When it’s time to put your content strategy into action, a content calendar will keep you on track, and make sure each piece of content aligns back to your business goals.
The most common (and wrong) way to do a content calendar
After you’ve created your content strategy, and laid out your content plan, it’s time to assemble your content calendar.
For a lot of marketers, this means putting random blog post ideas on certain days of the week in an Outlook or Google Calendar, sharing it with a group of writers, and calling it a day. These content calendars are where content strategies go to die.
Don’t let your content strategy die
A great content calendar is more than just a calendar of what needs to be published when. A content calendar should have all of the information the writers and editorial team need to know when researching and creating new, or revitalizing old, content. It’s their essential guide.
Every piece of content your team creates should accomplish a specific goal. Content marketing isn’t just about writing content for content’s sake. It’s about utilizing content to achieve goals. Without those goals in mind for each piece of content, the writer and editorial teams are set up for failure.
The essential components of a content calendar
First, you can still use Outlook or Google Calendar for your content calendar. We like to keep ours in a Google Sheet that’s shared with the team.
However, you need these essential components for it to be effective:
Publish Date – The date you want to publish the content. You can also include a date for when to start writing the content.
Author – The person or team responsible for creating the content.
Content Name/Headline – The name of the content piece you’re creating. Sometimes this is simply the headline.
Cornerstone, or Brick – Is this piece of content a cornerstone, or brick?
Content Type – Is it a blog post, an infographic, a video, etc?
Primary Keyword – What’s the main keyword you’re targeting with this piece of content?
Secondary Keyword(s) – What keywords are also targeted with this piece of content?
Pain Points – The most often overlooked part of a content calendar. Identify the actual pain point that this piece of content addresses. This inclusion is a huge help to writers.
URL Slug – What’s the page’s URL? For example: /content-calendar/ for this post.
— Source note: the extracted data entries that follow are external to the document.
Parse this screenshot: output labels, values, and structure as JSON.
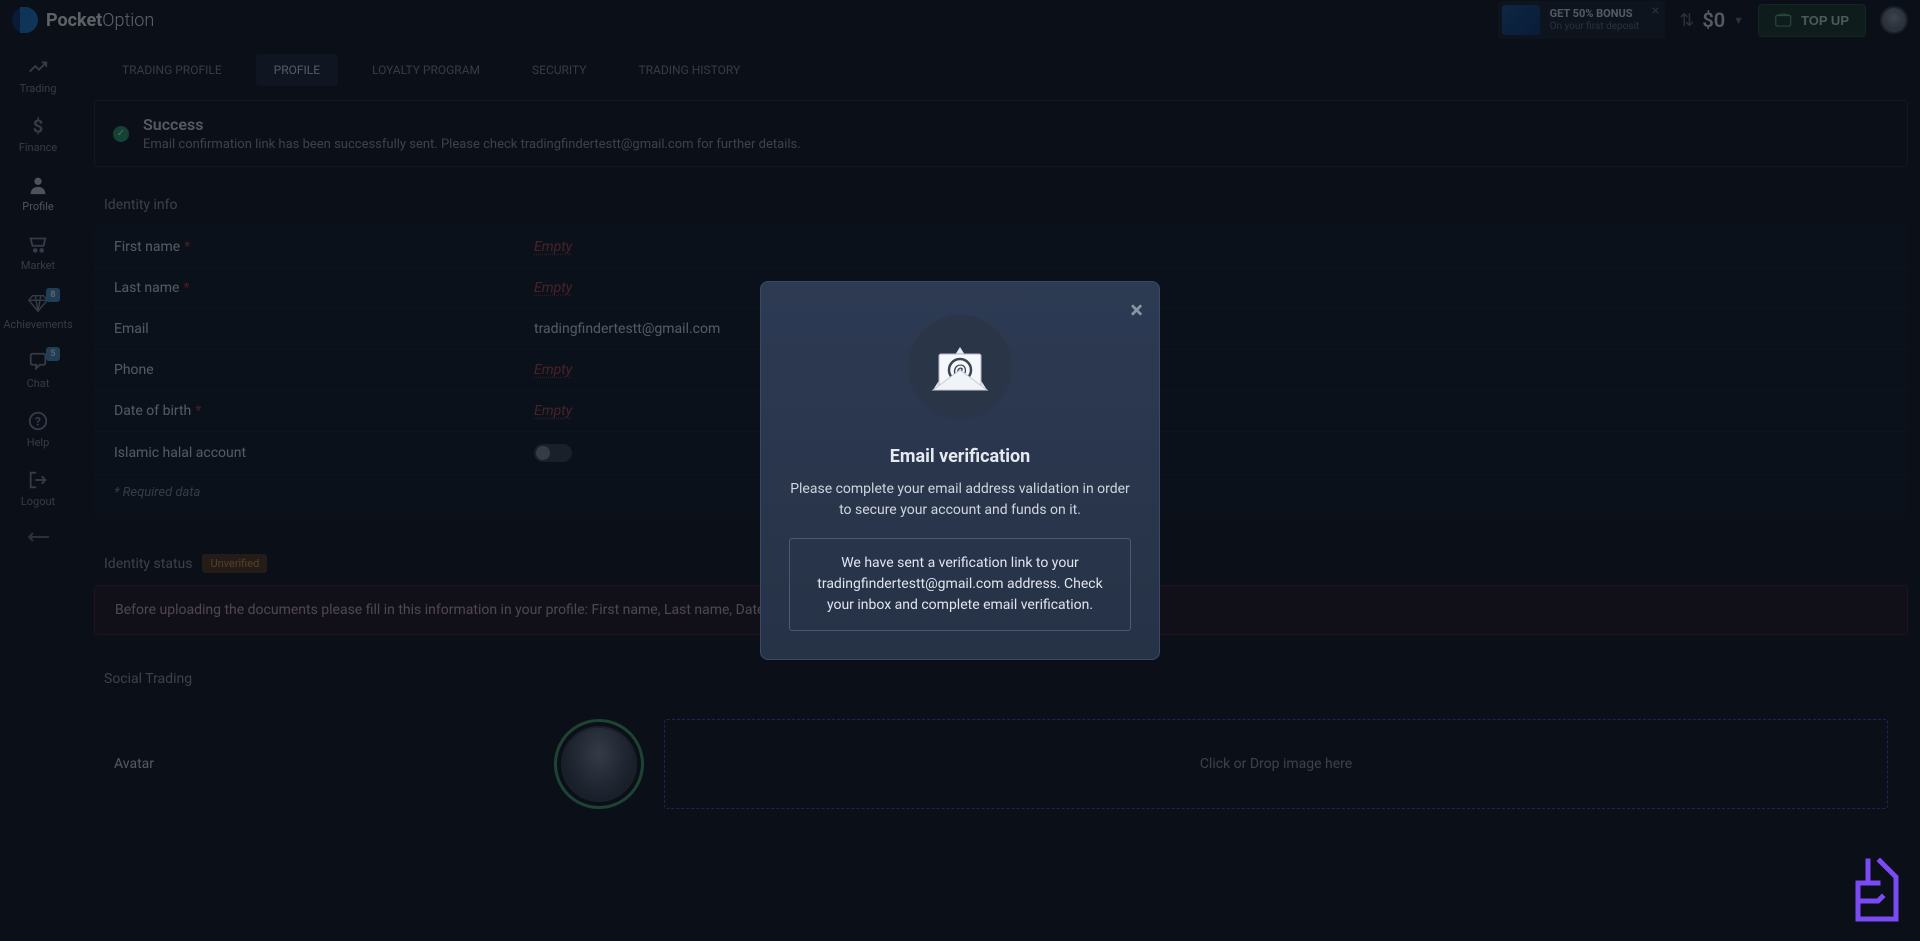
{
  "brand": {
    "name_bold": "Pocket",
    "name_light": "Option"
  },
  "header": {
    "bonus_title": "GET 50% BONUS",
    "bonus_sub": "On your first deposit",
    "balance": "$0",
    "topup_label": "TOP UP"
  },
  "sidebar": {
    "items": [
      {
        "label": "Trading"
      },
      {
        "label": "Finance"
      },
      {
        "label": "Profile"
      },
      {
        "label": "Market"
      },
      {
        "label": "Achievements",
        "badge": "8"
      },
      {
        "label": "Chat",
        "badge": "5"
      },
      {
        "label": "Help"
      },
      {
        "label": "Logout"
      }
    ]
  },
  "tabs": [
    {
      "label": "TRADING PROFILE"
    },
    {
      "label": "PROFILE",
      "active": true
    },
    {
      "label": "LOYALTY PROGRAM"
    },
    {
      "label": "SECURITY"
    },
    {
      "label": "TRADING HISTORY"
    }
  ],
  "alert": {
    "title": "Success",
    "message": "Email confirmation link has been successfully sent. Please check tradingfindertestt@gmail.com for further details."
  },
  "identity_section": {
    "title": "Identity info",
    "fields": {
      "first_name": {
        "label": "First name",
        "required": true,
        "value": "Empty",
        "empty": true
      },
      "last_name": {
        "label": "Last name",
        "required": true,
        "value": "Empty",
        "empty": true
      },
      "email": {
        "label": "Email",
        "required": false,
        "value": "tradingfindertestt@gmail.com",
        "empty": false
      },
      "phone": {
        "label": "Phone",
        "required": false,
        "value": "Empty",
        "empty": true
      },
      "dob": {
        "label": "Date of birth",
        "required": true,
        "value": "Empty",
        "empty": true
      },
      "halal": {
        "label": "Islamic halal account"
      }
    },
    "required_note": "* Required data"
  },
  "identity_status": {
    "label": "Identity status",
    "badge": "Unverified",
    "warning": "Before uploading the documents please fill in this information in your profile: First name, Last name, Date of birth"
  },
  "social": {
    "title": "Social Trading",
    "avatar_label": "Avatar",
    "dropzone": "Click or Drop image here"
  },
  "modal": {
    "title": "Email verification",
    "desc": "Please complete your email address validation in order to secure your account and funds on it.",
    "box": "We have sent a verification link to your tradingfindertestt@gmail.com address. Check your inbox and complete email verification."
  }
}
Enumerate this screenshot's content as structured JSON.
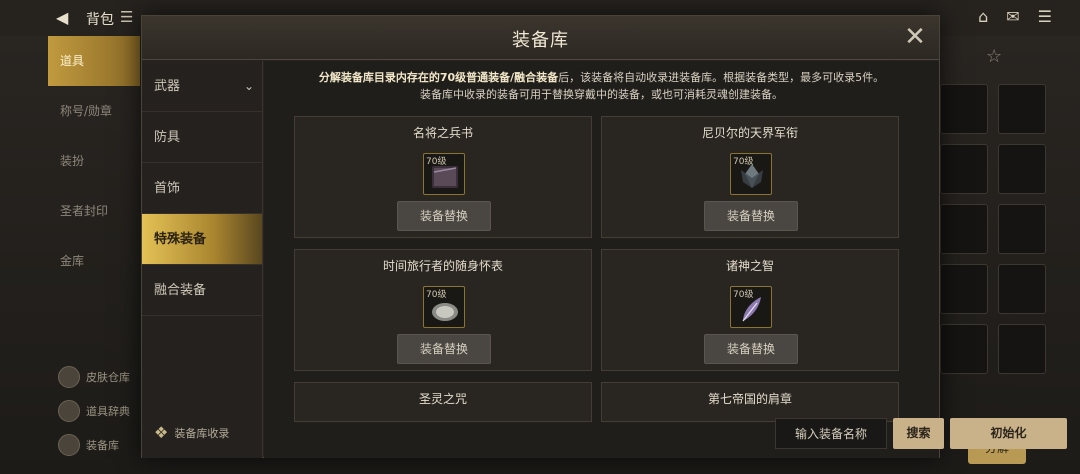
{
  "background": {
    "title": "背包",
    "sidebar_items": [
      "道具",
      "称号/勋章",
      "装扮",
      "圣者封印",
      "金库"
    ],
    "bottom_items": [
      "皮肤仓库",
      "道具辞典",
      "装备库"
    ],
    "decompose_label": "分解"
  },
  "modal": {
    "title": "装备库",
    "close_label": "✕"
  },
  "tabs": [
    {
      "label": "武器",
      "chevron": "⌄"
    },
    {
      "label": "防具"
    },
    {
      "label": "首饰"
    },
    {
      "label": "特殊装备"
    },
    {
      "label": "融合装备"
    }
  ],
  "footer_label": "装备库收录",
  "description": {
    "line1_bold": "分解装备库目录内存在的70级普通装备/融合装备",
    "line1_rest": "后，该装备将自动收录进装备库。根据装备类型，最多可收录5件。",
    "line2": "装备库中收录的装备可用于替换穿戴中的装备，或也可消耗灵魂创建装备。"
  },
  "cards": [
    {
      "name": "名将之兵书",
      "level": "70级",
      "button": "装备替换",
      "icon": "book-icon"
    },
    {
      "name": "尼贝尔的天界军衔",
      "level": "70级",
      "button": "装备替换",
      "icon": "insignia-icon"
    },
    {
      "name": "时间旅行者的随身怀表",
      "level": "70级",
      "button": "装备替换",
      "icon": "pocket-watch-icon"
    },
    {
      "name": "诸神之智",
      "level": "70级",
      "button": "装备替换",
      "icon": "feather-icon"
    },
    {
      "name": "圣灵之咒"
    },
    {
      "name": "第七帝国的肩章"
    }
  ],
  "search": {
    "placeholder": "输入装备名称",
    "search_label": "搜索",
    "reset_label": "初始化"
  },
  "colors": {
    "accent_gold": "#c9b28a",
    "active_tab": "#e4c256"
  }
}
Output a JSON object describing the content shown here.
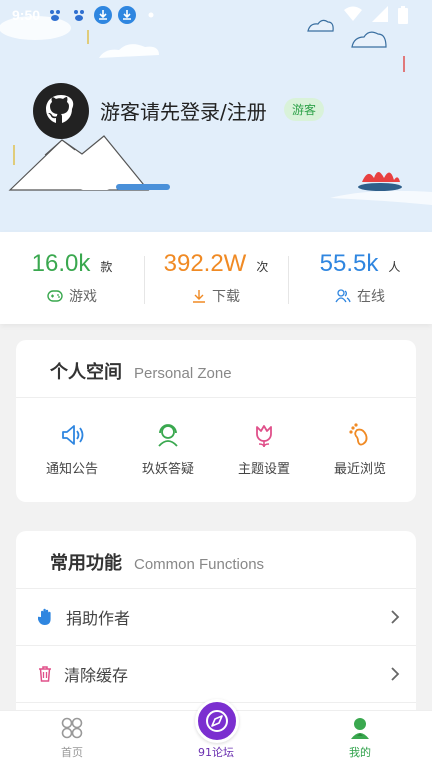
{
  "status": {
    "time": "9:50"
  },
  "profile": {
    "login_text": "游客请先登录/注册",
    "badge": "游客"
  },
  "stats": [
    {
      "value": "16.0k",
      "unit": "款",
      "label": "游戏",
      "color": "#3aa84f",
      "icon": "gamepad-icon"
    },
    {
      "value": "392.2W",
      "unit": "次",
      "label": "下载",
      "color": "#f08a24",
      "icon": "download-icon"
    },
    {
      "value": "55.5k",
      "unit": "人",
      "label": "在线",
      "color": "#2f86e0",
      "icon": "users-icon"
    }
  ],
  "personal_zone": {
    "title_cn": "个人空间",
    "title_en": "Personal Zone",
    "items": [
      {
        "label": "通知公告",
        "icon": "megaphone-icon",
        "color": "#2f86e0"
      },
      {
        "label": "玖妖答疑",
        "icon": "support-icon",
        "color": "#3aa84f"
      },
      {
        "label": "主题设置",
        "icon": "tulip-icon",
        "color": "#e0508a"
      },
      {
        "label": "最近浏览",
        "icon": "footprint-icon",
        "color": "#f08a24"
      }
    ]
  },
  "common_functions": {
    "title_cn": "常用功能",
    "title_en": "Common Functions",
    "items": [
      {
        "label": "捐助作者",
        "icon": "hand-icon",
        "color": "#2f86e0"
      },
      {
        "label": "清除缓存",
        "icon": "trash-icon",
        "color": "#e0508a"
      }
    ]
  },
  "nav": {
    "home": "首页",
    "forum": "91论坛",
    "mine": "我的"
  }
}
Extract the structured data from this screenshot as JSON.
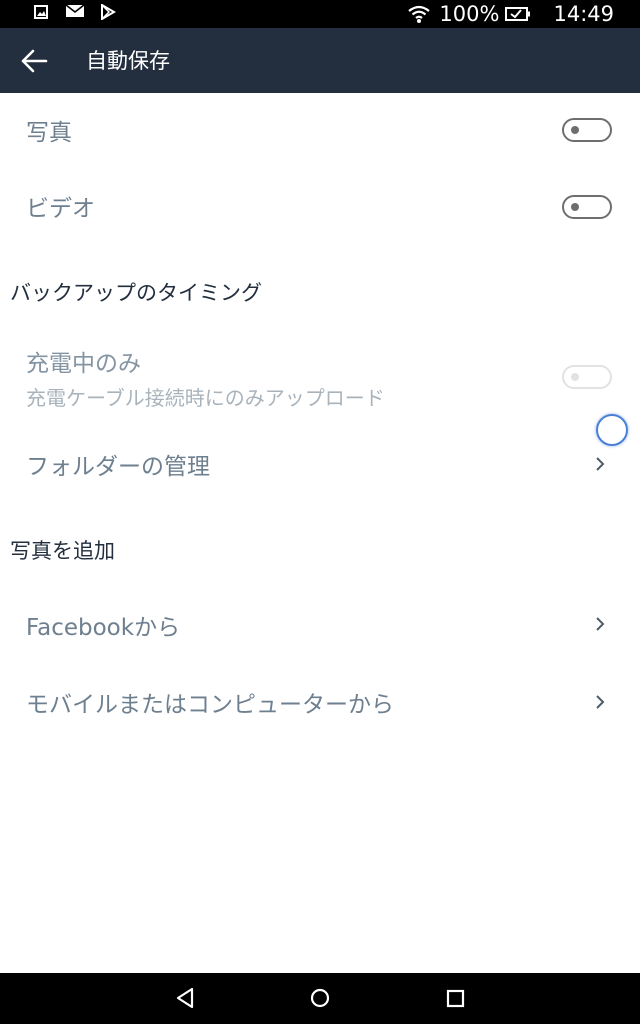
{
  "status_bar": {
    "battery_percent": "100%",
    "time": "14:49",
    "icons": [
      "image-notification-icon",
      "mail-notification-icon",
      "play-store-icon",
      "wifi-icon",
      "battery-icon"
    ]
  },
  "app_bar": {
    "title": "自動保存",
    "back_icon": "arrow-left-icon"
  },
  "upload_types": [
    {
      "label": "写真",
      "enabled": false
    },
    {
      "label": "ビデオ",
      "enabled": false
    }
  ],
  "timing_section": {
    "header": "バックアップのタイミング",
    "charging_only": {
      "label": "充電中のみ",
      "description": "充電ケーブル接続時にのみアップロード",
      "enabled": false,
      "disabled": true
    },
    "folder_management": {
      "label": "フォルダーの管理"
    }
  },
  "add_photos_section": {
    "header": "写真を追加",
    "items": [
      {
        "label": "Facebookから"
      },
      {
        "label": "モバイルまたはコンピューターから"
      }
    ]
  },
  "nav_bar": {
    "buttons": [
      "back-triangle-icon",
      "home-circle-icon",
      "recents-square-icon"
    ]
  },
  "colors": {
    "app_bar": "#232f3e",
    "row_text": "#6e7f8f",
    "section_header_text": "#232f3e",
    "toggle_off": "#6e6e6e",
    "toggle_disabled": "#e2e2e2",
    "spinner": "#4a7fd6"
  }
}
Remember to keep in mind that including the primary keyword in the content’s URL slug can help with SEO.
Meta Title – This will appear as the link in search engines. It can make or break your chances of ranking in search. Remember to include the primary keyword and make it something people will want to click. This doesn’t have to match the headline of the article.
Meta Description – Your “elevator pitch” on search engines. It’s the text that appears right under the linked Meta Title in search.
Content Goal – What is the goal that this content will be measured against? Is it to drive leads? Drive traffic? Drive inbound links? Make sure this is documented with each piece of content.
Yep, it’s a lot of information for each piece of content. But for content marketing to succeed, you need to go beyond writing blog posts about random topics and hoping people will just find them.
Who creates the content calendar?
Most of the time the content strategist will create the content calendar, as it mixes SEO, content strategy, and the needs of writers and audiences all in one document. If your organization doesn’t have a content strategist, then it can be outsourced (we can help!) or assembled by your content and SEO teams collaboratively.
Keeping dates in mind
When putting together the content calendar, make sure to do research on when certain topics and keywords are searched more than others. They may have peak months where they see the most search traffic, so try create and publish those pieces of content when your audience’s demand for that content is high.
Also work on combining cornerstone and brick content around similar topics to be published around the same time. One of the essential elements for making cornerstone content take off is to have multiple pieces of brick content supporting it.
Next steps
First, do you have a content strategy? If not, create one, or let us help you create a content strategy.
Second, once you have your content strategy outlined, identify the main topics that you’ll be covering. Again, if you need help identifying the topics your audiences are craving, we can help.
Third, agree on the best place to house your content calendar. Will it be a shared Outlook or Google Calendar? Housed within software? Or simply a shared Google doc?
Lastly, put time and effort into filling out the entire content calendar with the pieces above. It will keep your team’s efforts inline with the overall content strategy and ensure the ball doesn’t get dropped between strategy and execution.